Monsieur de Sèze accepte finalement la vente. Cependant, il s’agit selon toute vraisemblance d’un piège afin de faire arrêter les deux hommes, ce qui est confirmé par André Castier, le commissaire chargé de l’arrestation de Pouget et Bourdariat le 9 avril 1942. Ces derniers sont arrêtés en possession de 20 millions de francs, la somme allouée par le Dr Wolff et confiée par Jansson pour l’achat des deux tapisseries, un montant considérable pour l’époque. Lors de leurs interrogatoires, ils affirment qu’il s’agissait d’un cadeau de la Reichsbank pour le maréchal Göring6. Les deux hommes sont alors bloqués à Limoges une quinzaine de jours avant d’être relâchés7.

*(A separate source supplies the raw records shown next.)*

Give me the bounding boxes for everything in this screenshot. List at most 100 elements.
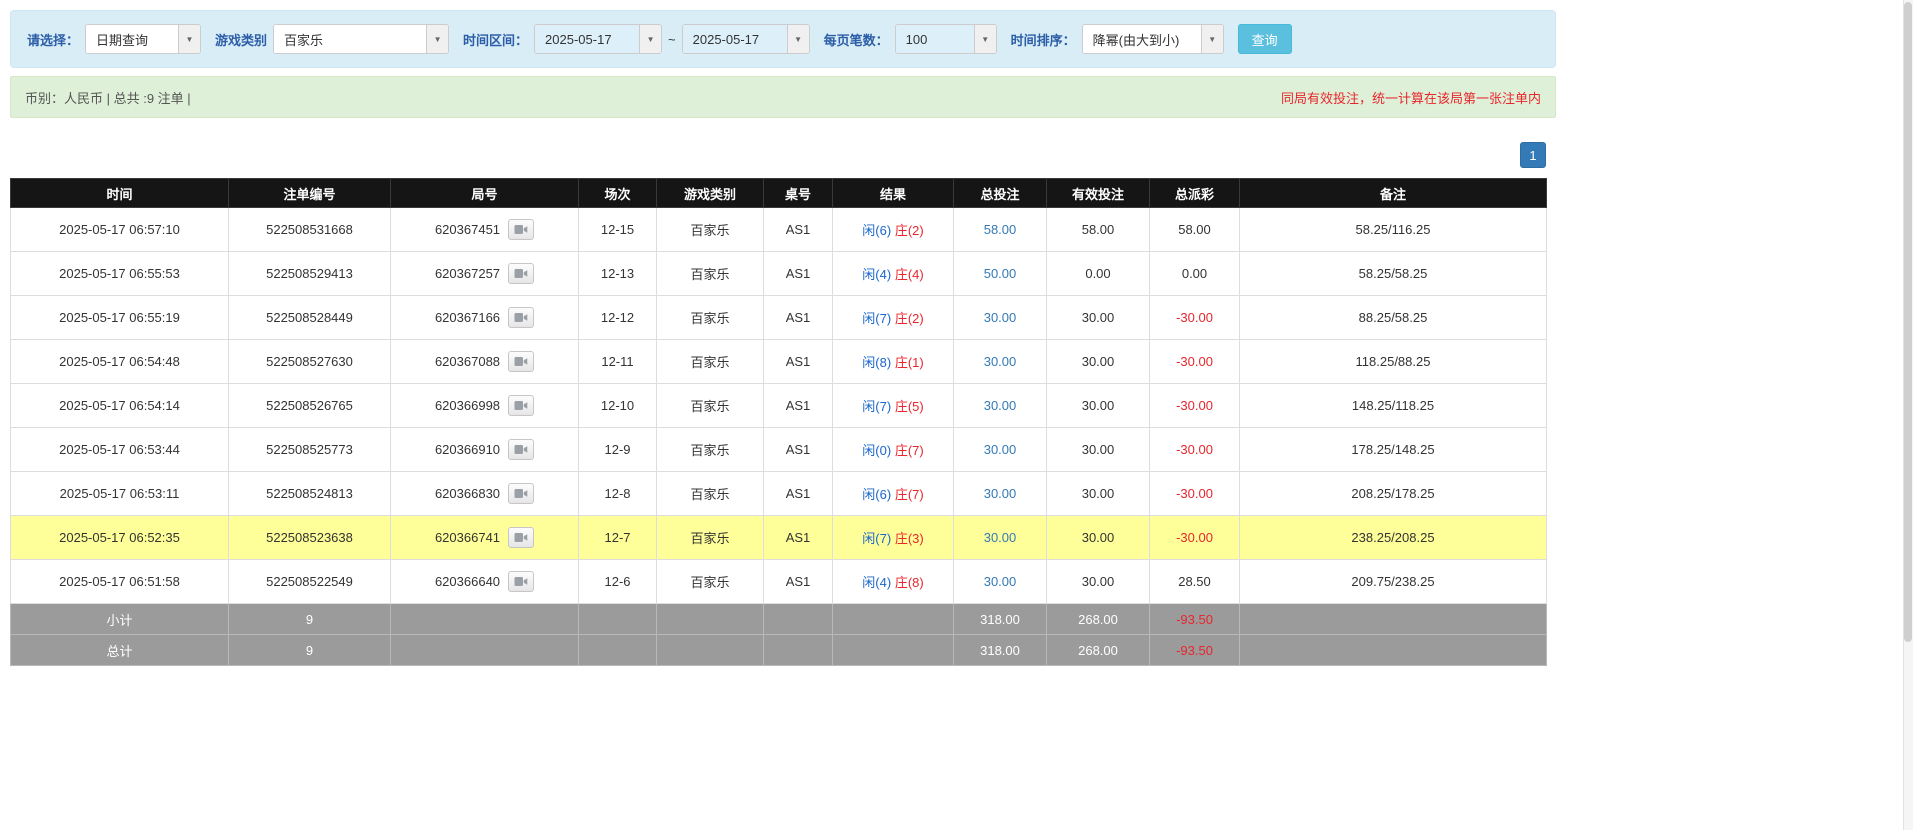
cell-result: 闲(6) 庄(7) bbox=[832, 471, 954, 516]
page: 请选择： 日期查询 ▼ 游戏类别 百家乐 ▼ 时间区间： 2025-05-17 … bbox=[0, 0, 1556, 666]
chevron-down-icon[interactable]: ▼ bbox=[786, 25, 809, 53]
chevron-down-icon[interactable]: ▼ bbox=[973, 25, 996, 53]
cell-valid-bet: 30.00 bbox=[1046, 383, 1150, 428]
chevron-down-icon[interactable]: ▼ bbox=[639, 25, 662, 53]
summary-cell bbox=[832, 603, 954, 635]
cell-bet-id: 522508529413 bbox=[228, 251, 391, 296]
cell-result: 闲(4) 庄(8) bbox=[832, 559, 954, 604]
cell-total-bet: 30.00 bbox=[953, 427, 1047, 472]
cell-round: 620367088 bbox=[390, 339, 579, 384]
table-row[interactable]: 2025-05-17 06:51:58 522508522549 620366640… bbox=[10, 559, 1547, 604]
summary-cell bbox=[390, 603, 579, 635]
cell-session: 12-9 bbox=[578, 427, 657, 472]
result-player: 闲(7) bbox=[862, 531, 892, 546]
replay-video-icon[interactable] bbox=[508, 439, 535, 460]
cell-time: 2025-05-17 06:55:19 bbox=[10, 295, 229, 340]
cell-remark: 148.25/118.25 bbox=[1239, 383, 1547, 428]
summary-cell bbox=[390, 634, 579, 666]
vertical-scrollbar-thumb[interactable] bbox=[1904, 2, 1912, 642]
col-header-round: 局号 bbox=[390, 178, 579, 208]
replay-video-icon[interactable] bbox=[508, 263, 535, 284]
total-bet-link[interactable]: 30.00 bbox=[984, 574, 1017, 589]
time-sort-select[interactable]: 降幂(由大到小) ▼ bbox=[1081, 24, 1224, 54]
page-1-button[interactable]: 1 bbox=[1520, 142, 1546, 168]
date-to-value: 2025-05-17 bbox=[682, 25, 787, 53]
total-bet-link[interactable]: 30.00 bbox=[984, 398, 1017, 413]
table-row[interactable]: 2025-05-17 06:52:35 522508523638 620366741… bbox=[10, 515, 1547, 560]
cell-total-bet: 50.00 bbox=[953, 251, 1047, 296]
per-page-select[interactable]: 100 ▼ bbox=[894, 24, 997, 54]
summary-label: 小计 bbox=[10, 603, 229, 635]
query-button[interactable]: 查询 bbox=[1237, 24, 1292, 54]
round-number: 620367166 bbox=[434, 310, 501, 325]
cell-bet-id: 522508531668 bbox=[228, 207, 391, 252]
cell-time: 2025-05-17 06:57:10 bbox=[10, 207, 229, 252]
table-row[interactable]: 2025-05-17 06:54:14 522508526765 620366998… bbox=[10, 383, 1547, 428]
replay-video-icon[interactable] bbox=[508, 219, 535, 240]
round-number: 620366910 bbox=[434, 442, 501, 457]
table-row[interactable]: 2025-05-17 06:57:10 522508531668 620367451… bbox=[10, 207, 1547, 252]
cell-payout: 58.00 bbox=[1149, 207, 1240, 252]
cell-remark: 238.25/208.25 bbox=[1239, 515, 1547, 560]
col-header-session: 场次 bbox=[578, 178, 657, 208]
table-row[interactable]: 2025-05-17 06:55:19 522508528449 620367166… bbox=[10, 295, 1547, 340]
cell-table-no: AS1 bbox=[763, 207, 833, 252]
result-player: 闲(4) bbox=[862, 267, 892, 282]
total-bet-link[interactable]: 58.00 bbox=[984, 222, 1017, 237]
cell-round: 620367257 bbox=[390, 251, 579, 296]
result-banker: 庄(8) bbox=[894, 575, 924, 590]
summary-cell bbox=[578, 603, 657, 635]
total-bet-link[interactable]: 30.00 bbox=[984, 486, 1017, 501]
total-bet-link[interactable]: 30.00 bbox=[984, 442, 1017, 457]
round-number: 620367088 bbox=[434, 354, 501, 369]
cell-table-no: AS1 bbox=[763, 471, 833, 516]
total-bet-link[interactable]: 50.00 bbox=[984, 266, 1017, 281]
cell-valid-bet: 30.00 bbox=[1046, 339, 1150, 384]
summary-cell bbox=[656, 603, 764, 635]
result-player: 闲(7) bbox=[862, 311, 892, 326]
cell-total-bet: 30.00 bbox=[953, 339, 1047, 384]
summary-cell: 9 bbox=[228, 634, 391, 666]
cell-game: 百家乐 bbox=[656, 383, 764, 428]
cell-round: 620366910 bbox=[390, 427, 579, 472]
summary-cell bbox=[763, 603, 833, 635]
cell-bet-id: 522508527630 bbox=[228, 339, 391, 384]
cell-table-no: AS1 bbox=[763, 251, 833, 296]
cell-remark: 178.25/148.25 bbox=[1239, 427, 1547, 472]
total-bet-link[interactable]: 30.00 bbox=[984, 310, 1017, 325]
table-row[interactable]: 2025-05-17 06:54:48 522508527630 620367088… bbox=[10, 339, 1547, 384]
game-category-value: 百家乐 bbox=[274, 25, 427, 53]
date-from-select[interactable]: 2025-05-17 ▼ bbox=[534, 24, 663, 54]
cell-game: 百家乐 bbox=[656, 251, 764, 296]
table-row[interactable]: 2025-05-17 06:55:53 522508529413 620367257… bbox=[10, 251, 1547, 296]
replay-video-icon[interactable] bbox=[508, 395, 535, 416]
replay-video-icon[interactable] bbox=[508, 571, 535, 592]
replay-video-icon[interactable] bbox=[508, 527, 535, 548]
table-row[interactable]: 2025-05-17 06:53:44 522508525773 620366910… bbox=[10, 427, 1547, 472]
cell-session: 12-10 bbox=[578, 383, 657, 428]
result-banker: 庄(4) bbox=[894, 267, 924, 282]
replay-video-icon[interactable] bbox=[508, 483, 535, 504]
cell-time: 2025-05-17 06:51:58 bbox=[10, 559, 229, 604]
cell-table-no: AS1 bbox=[763, 383, 833, 428]
cell-game: 百家乐 bbox=[656, 427, 764, 472]
query-type-select[interactable]: 日期查询 ▼ bbox=[85, 24, 202, 54]
total-bet-link[interactable]: 30.00 bbox=[984, 354, 1017, 369]
replay-video-icon[interactable] bbox=[508, 351, 535, 372]
chevron-down-icon[interactable]: ▼ bbox=[426, 25, 449, 53]
game-category-select[interactable]: 百家乐 ▼ bbox=[273, 24, 450, 54]
cell-time: 2025-05-17 06:53:11 bbox=[10, 471, 229, 516]
date-from-value: 2025-05-17 bbox=[535, 25, 640, 53]
round-number: 620366998 bbox=[434, 398, 501, 413]
date-to-select[interactable]: 2025-05-17 ▼ bbox=[681, 24, 810, 54]
replay-video-icon[interactable] bbox=[508, 307, 535, 328]
table-row[interactable]: 2025-05-17 06:53:11 522508524813 620366830… bbox=[10, 471, 1547, 516]
col-header-valid-bet: 有效投注 bbox=[1046, 178, 1150, 208]
result-player: 闲(0) bbox=[862, 443, 892, 458]
chevron-down-icon[interactable]: ▼ bbox=[1200, 25, 1223, 53]
total-bet-link[interactable]: 30.00 bbox=[984, 530, 1017, 545]
chevron-down-icon[interactable]: ▼ bbox=[178, 25, 201, 53]
result-banker: 庄(2) bbox=[894, 311, 924, 326]
cell-result: 闲(7) 庄(3) bbox=[832, 515, 954, 560]
summary-cell: 318.00 bbox=[953, 634, 1047, 666]
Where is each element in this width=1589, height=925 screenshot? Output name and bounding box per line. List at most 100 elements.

Selon Pouget, il a rencontré Jansson grâce à Bourdariat en mars 19418. En 1945, il explique qu’il savait que la famille de Sèze ne vendrait pas les tapisseries mais que c’était une bonne occasion pour aller en zone libre et « rendre service à pas mal de gens9 ».

Les autres ventes

D’après son dossier au Comité de confiscation des profits illicites, c’est la seule transaction où Pouget a fait « affaire avec des Allemands ». Il déclare quelques autres ventes, une vente de mobilier le 20 décembre 1940 qui a rapporté 22 275 F, une vente de mobilier le 27 décembre 1940 qui a rapporté 16 770 F, une vente de mobilier le 23 février 1942 qui a rapporté 201 345 F, une vente de mobilier le 16 juin 1942 qui a rapporté 89 125 F, et une vente de documents historiques à la Bibliothèque nationale pour un montant de 80 000 F le 4 juillet 1944. Il ajoute : « Nota : Tous ces biens étaient en ma possession antérieurement au 1er septembre 19391. » Son dossier est classé sans suite le 9 septembre 19482. Aucune confiscation n’a lieu car il n’a pas déclaré de revenu pendant la période de l’Occupation3.

Il décède à son domicile dans le VIIe arrondissement de Paris, au 1 rue de Beaune, le 9 février 19494. L’accusation publique qui pèse contre lui est alors éteinte avec sa mort, et l’adjoint au commissaire du gouvernement de la Cour de justice du département de la Seine écrit le 11 avril 1949 au président du Comité de confiscation des profits illicites pour demander la levée du séquestre qui frappe les biens de Pouget5.